I appealed. In August, 1994 the Court of Criminal Appeals overturned one count of the conviction for double jeopardy. I couldn’t be guilty of one count of “delaying” and one count of “depriving” for the very same conduct. On the money issue, however, the real heart of the case, the court dodged and denied all my arguments.
We appealed to the Tennessee Supreme Court, and they heard the case on All Saints Day, 1995. Dr. Edwin Vieira, Jr., constitutional attorney and America’s foremost expert on monetary law, prepared the briefs and argued the case. For over 6 months we heard nothing. Then on May 28, 1996 the Supreme Court affirmed my conviction, once again dodging the money issue.
I am still appealing, this time into the federal system, but the appeal couldn’t be filed quickly enough to prevent my arrest on June 28, 1996. The petition for habeas corpus in federal district court was assigned to the same judge who had tried our federal case. She took jurisdiction of the appeal, but refused to order my release. From June 28th until July 23rd, I was a guest of the Shelby County Jail and the Shelby County Penal Farm.

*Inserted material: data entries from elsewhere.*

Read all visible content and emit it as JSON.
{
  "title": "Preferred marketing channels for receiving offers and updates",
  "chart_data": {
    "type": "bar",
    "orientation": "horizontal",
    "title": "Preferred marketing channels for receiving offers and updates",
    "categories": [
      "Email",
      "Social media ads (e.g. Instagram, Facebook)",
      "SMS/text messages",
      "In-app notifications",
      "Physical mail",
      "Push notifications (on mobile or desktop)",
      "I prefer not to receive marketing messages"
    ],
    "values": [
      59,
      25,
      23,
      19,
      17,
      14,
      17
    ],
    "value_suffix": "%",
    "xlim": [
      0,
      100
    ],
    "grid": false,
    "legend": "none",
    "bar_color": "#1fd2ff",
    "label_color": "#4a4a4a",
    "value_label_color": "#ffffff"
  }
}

The next hurdle is securing a stay of execution on the $72,000 fine. Failing that, I go back to jail for another eleven months while the appeal goes on.
Why keep on fighting? After 15 years, why not just put down the load and forget it?
Because the fiat money system is both the strength and weakness of America’s tyrants. It bleeds the people’s wealth and labor, but it also threatens to collapse under its own weight—or whenever the scales fall off the people’s eyes. With its green engravings of famous Americans, electrons whirling around in bank computers, and loans created out of thin air, it is one vast confidence game. As long as the people believe they can’t see the emperor’s naked pink flesh, his power and dignity will be preserved. But let one little boy hollers, “Hey, he’s nekkid!” and the tyranny collapses.
I didn’t sally forth looking for dragons to slay. The dragon came to me. He came with a lie, and either you oppose a lie, or you become a liar. You can kid yourself and say I’m only going along because they have all the guns, but day by day, year by year, your integrity erodes. Finally, you become like the tyrants: just one more liar.
Even if you have no chance to win, you have to fight. Not many are willing, but even a few keep the tyrants from sleeping at night. If we don’t fight, how many more Ruby Ridges and Wacos will there be? How many more SWAT team attacks? How many more police check points? How many more bureaucrats watching your bank account and your finances? How many more children held hostage by IRS agents? The bill of rights is already dead. Will it be time to fight when your wife and children are dead, too?
The US government spent millions of dollars trying to jail me and my wife and my pastor and assistant pastor. The assistant US attorney here told one lawyer that I was “the most dangerous man in the mid-South.” In a four and a half year investigation the government spent $5-$10 million, maybe more. We heard they spent nearly two million on the trial alone.
We can’t both be right. Either the government is right and gold and silver coin is not money, or I am right. This is not a gentlemen’s “difference of opinion.”
If I’m right, and if I win in the courts, then no state will ever be able to charge sales tax on gold and silver coin again. The greatest disability to free trade in gold and silver will have been removed. We will have broken own the last illegal roadblock to sound metallic money.
The above article was originally published in Chronicles: A Magazine of American Culture, February 1997.
Because the conditions of probation were so burdensome on him and his family, Mr. Sanders returned to jail and was relocated to a medium-security prison on November 4, 1996. He was released on December 20, 1996.